The polling you’ve released shows that 52% of people oppose data center construction altogether, but that there’s more limited local awareness: Only 45% have heard about data center construction in their own communities. What’s happening here?
There’s been a fair amount of coverage of [data center construction] in the press, but it’s definitely been playing catch-up with the electric energy the story has on social media. I think many in the press are not even aware of the fiasco in Memphis over Elon Musk’s natural gas plant. But people have seen the visuals. I mean, imagine a little farmhouse that somebody bought, and there’s a giant, 5-mile-long building full of computers next to it. It’s got an almost dystopian feel to it. And then you hear that the building is using more electricity than New York City.

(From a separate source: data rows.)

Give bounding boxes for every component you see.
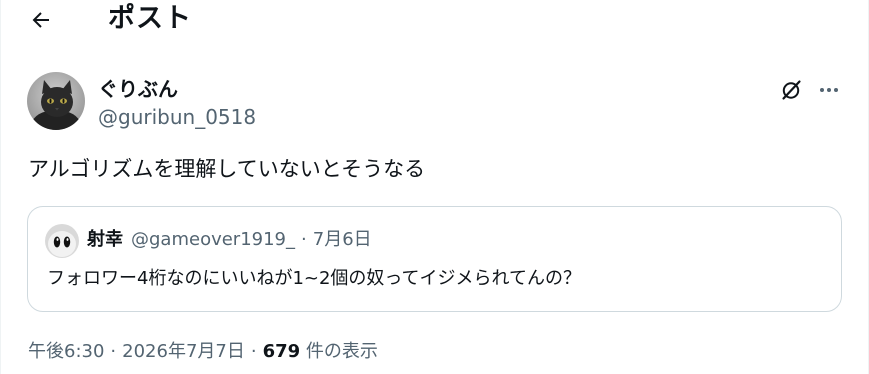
grok-button[interactable]: [777, 76, 805, 104]
header: ポスト: [1, 0, 868, 40]
page-title: ポスト: [108, 3, 192, 34]
quoted-post[interactable]: 射幸 @gameover1919_ · 7月6日 フォロワー4桁なのにいいねが1~2個…: [27, 206, 842, 312]
post-text: アルゴリズムを理解していないとそうなる: [28, 157, 426, 181]
arrow-left-icon: [32, 12, 49, 28]
post-date[interactable]: 2026年7月7日: [122, 341, 245, 362]
avatar[interactable]: [27, 72, 85, 130]
quote-date[interactable]: 7月6日: [313, 229, 372, 250]
meta-separator: ·: [250, 341, 257, 362]
views-count: 679: [262, 341, 301, 362]
author-handle[interactable]: @guribun_0518: [98, 104, 256, 130]
back-button[interactable]: [23, 4, 59, 36]
grok-icon: [782, 80, 801, 100]
more-button[interactable]: [815, 76, 843, 104]
post-meta: 午後6:30 · 2026年7月7日 · 679 件の表示: [28, 338, 378, 366]
author-name[interactable]: ぐりぶん: [98, 76, 178, 102]
quote-author-handle[interactable]: @gameover1919_: [131, 229, 295, 250]
quote-meta: 射幸 @gameover1919_ · 7月6日: [87, 227, 372, 253]
quote-separator: ·: [301, 229, 307, 250]
meta-separator: ·: [110, 341, 117, 362]
post-page: ポスト ぐりぶん @guribun_0518 アルゴリズムを理解していないとそう…: [0, 0, 869, 374]
views-label: 件の表示: [305, 341, 378, 362]
more-horizontal-icon: [820, 88, 838, 92]
post-time[interactable]: 午後6:30: [28, 341, 104, 362]
quote-text: フォロワー4桁なのにいいねが1~2個の奴ってイジメられてんの？: [47, 268, 581, 289]
quote-avatar[interactable]: [45, 224, 79, 258]
quote-author-name[interactable]: 射幸: [87, 229, 123, 250]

The big takeaway of the poll for me is that coal and natural gas are an anchor on any data center project, and reinforce the worst fears about it. What you see is that when you attach clean energy [to a data center project], it actually brings them above the majority of support. It’s not just paranoia: We are seeing the effects on utility rates and on air pollution — there was a big study just two days ago on the effects of air pollution from data centers. This is something that people in rural, urban, or suburban communities are hearing about.

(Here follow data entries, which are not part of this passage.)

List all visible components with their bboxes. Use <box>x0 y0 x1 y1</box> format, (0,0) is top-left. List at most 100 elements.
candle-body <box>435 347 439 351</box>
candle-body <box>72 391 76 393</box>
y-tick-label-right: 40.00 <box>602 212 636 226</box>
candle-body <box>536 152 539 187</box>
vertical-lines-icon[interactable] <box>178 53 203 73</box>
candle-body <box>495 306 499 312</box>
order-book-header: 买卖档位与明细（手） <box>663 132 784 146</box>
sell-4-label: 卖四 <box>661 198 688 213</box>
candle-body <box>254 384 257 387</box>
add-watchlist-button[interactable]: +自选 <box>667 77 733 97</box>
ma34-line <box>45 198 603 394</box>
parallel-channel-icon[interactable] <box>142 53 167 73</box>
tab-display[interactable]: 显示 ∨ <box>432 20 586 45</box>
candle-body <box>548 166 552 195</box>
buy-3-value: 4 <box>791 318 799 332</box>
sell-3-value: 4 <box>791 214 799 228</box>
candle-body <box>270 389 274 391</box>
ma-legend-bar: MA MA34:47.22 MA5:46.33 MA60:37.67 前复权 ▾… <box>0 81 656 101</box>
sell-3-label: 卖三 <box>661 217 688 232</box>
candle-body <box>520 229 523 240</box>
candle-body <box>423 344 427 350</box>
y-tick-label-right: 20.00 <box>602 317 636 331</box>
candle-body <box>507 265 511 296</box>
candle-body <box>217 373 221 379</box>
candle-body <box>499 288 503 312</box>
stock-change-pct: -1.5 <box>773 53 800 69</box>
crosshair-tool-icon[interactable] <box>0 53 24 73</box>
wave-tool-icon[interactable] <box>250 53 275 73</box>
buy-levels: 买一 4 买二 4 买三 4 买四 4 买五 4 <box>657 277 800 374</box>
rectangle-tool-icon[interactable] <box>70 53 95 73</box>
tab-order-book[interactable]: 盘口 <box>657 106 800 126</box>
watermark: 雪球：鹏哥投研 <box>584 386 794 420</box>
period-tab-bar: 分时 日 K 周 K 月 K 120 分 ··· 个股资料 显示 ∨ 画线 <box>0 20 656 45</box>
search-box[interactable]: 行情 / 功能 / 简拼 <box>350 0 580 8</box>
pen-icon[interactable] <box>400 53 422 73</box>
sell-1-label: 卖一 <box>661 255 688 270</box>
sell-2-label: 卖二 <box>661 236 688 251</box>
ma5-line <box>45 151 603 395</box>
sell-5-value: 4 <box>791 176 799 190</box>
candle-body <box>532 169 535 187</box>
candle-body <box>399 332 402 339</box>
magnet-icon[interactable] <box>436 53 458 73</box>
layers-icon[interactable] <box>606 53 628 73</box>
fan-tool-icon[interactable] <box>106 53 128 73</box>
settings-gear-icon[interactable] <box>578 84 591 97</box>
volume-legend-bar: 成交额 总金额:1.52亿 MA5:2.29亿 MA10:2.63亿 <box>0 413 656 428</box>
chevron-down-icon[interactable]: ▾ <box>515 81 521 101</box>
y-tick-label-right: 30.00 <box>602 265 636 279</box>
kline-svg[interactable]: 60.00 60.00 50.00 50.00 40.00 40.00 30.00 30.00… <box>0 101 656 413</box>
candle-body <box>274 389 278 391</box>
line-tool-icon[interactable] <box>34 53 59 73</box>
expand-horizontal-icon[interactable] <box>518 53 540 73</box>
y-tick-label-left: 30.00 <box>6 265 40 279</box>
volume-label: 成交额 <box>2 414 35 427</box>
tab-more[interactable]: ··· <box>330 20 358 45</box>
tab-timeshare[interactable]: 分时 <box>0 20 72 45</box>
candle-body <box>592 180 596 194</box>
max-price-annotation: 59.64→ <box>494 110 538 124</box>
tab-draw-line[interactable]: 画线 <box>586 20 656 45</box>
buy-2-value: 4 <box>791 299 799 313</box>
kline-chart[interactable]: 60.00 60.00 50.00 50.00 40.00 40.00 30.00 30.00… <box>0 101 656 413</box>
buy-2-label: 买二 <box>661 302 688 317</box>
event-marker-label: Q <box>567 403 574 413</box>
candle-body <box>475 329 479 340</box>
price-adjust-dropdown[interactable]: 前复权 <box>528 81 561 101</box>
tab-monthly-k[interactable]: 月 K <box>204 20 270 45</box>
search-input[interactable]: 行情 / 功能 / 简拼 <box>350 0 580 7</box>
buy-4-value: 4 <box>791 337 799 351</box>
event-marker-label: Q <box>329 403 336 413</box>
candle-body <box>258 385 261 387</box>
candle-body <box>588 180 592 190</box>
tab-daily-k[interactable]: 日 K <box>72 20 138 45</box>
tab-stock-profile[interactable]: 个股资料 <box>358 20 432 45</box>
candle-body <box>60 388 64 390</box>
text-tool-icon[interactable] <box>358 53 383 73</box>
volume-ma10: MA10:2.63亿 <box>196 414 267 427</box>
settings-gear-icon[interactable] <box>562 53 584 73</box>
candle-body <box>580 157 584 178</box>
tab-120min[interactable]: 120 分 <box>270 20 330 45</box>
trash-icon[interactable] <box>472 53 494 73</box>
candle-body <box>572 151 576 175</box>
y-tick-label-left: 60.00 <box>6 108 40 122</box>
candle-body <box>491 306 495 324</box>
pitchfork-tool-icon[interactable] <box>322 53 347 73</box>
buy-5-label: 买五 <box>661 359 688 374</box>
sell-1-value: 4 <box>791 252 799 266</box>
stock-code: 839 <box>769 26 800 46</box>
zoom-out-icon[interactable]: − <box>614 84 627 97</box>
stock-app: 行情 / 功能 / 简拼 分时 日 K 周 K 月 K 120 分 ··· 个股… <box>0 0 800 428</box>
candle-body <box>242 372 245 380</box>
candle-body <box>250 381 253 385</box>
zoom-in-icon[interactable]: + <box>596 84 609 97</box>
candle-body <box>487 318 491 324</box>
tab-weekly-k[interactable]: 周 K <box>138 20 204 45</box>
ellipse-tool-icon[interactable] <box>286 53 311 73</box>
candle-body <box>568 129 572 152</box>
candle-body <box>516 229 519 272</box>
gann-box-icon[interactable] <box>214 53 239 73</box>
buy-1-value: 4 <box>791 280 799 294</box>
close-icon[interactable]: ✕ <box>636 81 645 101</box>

Do you see a difference in your polling between natural gas-powered and coal-powered data centers? In our own research, coal is incredibly unpopular, but voters seem more positive about natural gas. I wonder if that narrows the gap.

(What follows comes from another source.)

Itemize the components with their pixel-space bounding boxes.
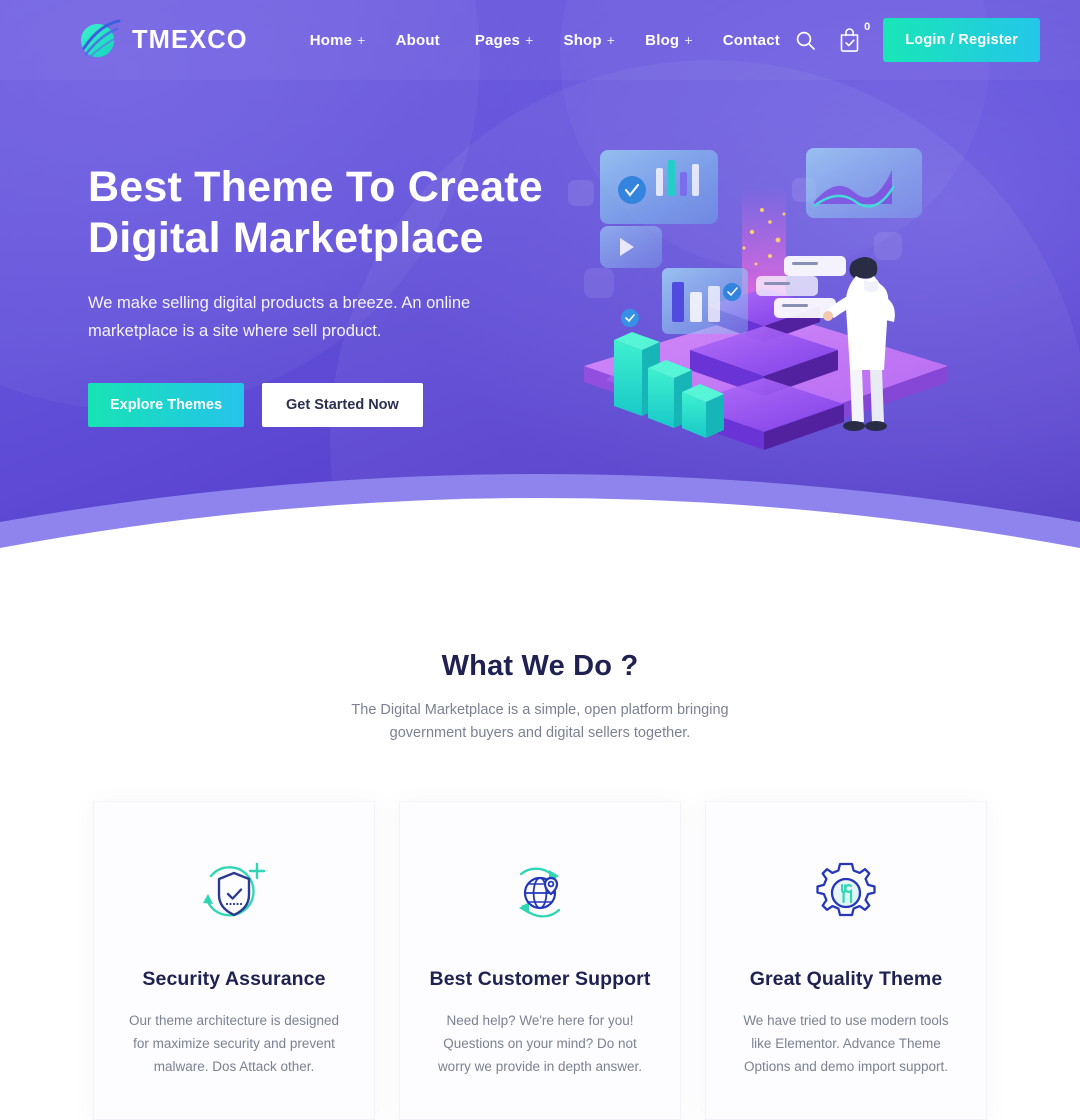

I think if you polled them individually, you would see some distinction there. But again, things like the Elon Musk fiasco in Memphis have circulated, and people are aware of the sheer volume of power being demanded. Coal is about the dirtiest possible way you can do it. But if it’s natural gas, and it’s next door all the time just to power these computers — that’s not going to be welcome to people.
I'm sure if you disentangle it, you’d see some distinction, but I also think it might not be that much. I’ll put it this way: If you look at the default opposition to data centers coming to town, it’s not actually that different from just the coal and gas numbers. Coal and gas reinforce the default opposition. The big difference is when you have clean energy — that bumps it up a lot. But if you say, “It’s a data center, but what if it were powered by natural gas?” I don’t think that would get anybody excited or change their opinion in a positive way.
Transparency with local communities is key when it comes to questions of renewable buildout, affordability, and powering data centers. What is the message you want to leave people with about Climate Power’s research in this area?
Contrary to this dystopian vision of power, people do have control over their own destinies here. If people speak out and demand that data centers be powered by clean energy, they can get those data centers to commit to it. In the end, there’s going to be a squeeze, and something is going to have to give in terms of Trump having his foot on the back of clean energy — I think something will give.
Demand transparency in terms of what kind of pollution to expect. Demand transparency in terms of what kind of power there’s going to be, and if it’s not going to be clean energy, people are understandably going to oppose it and make their voices heard.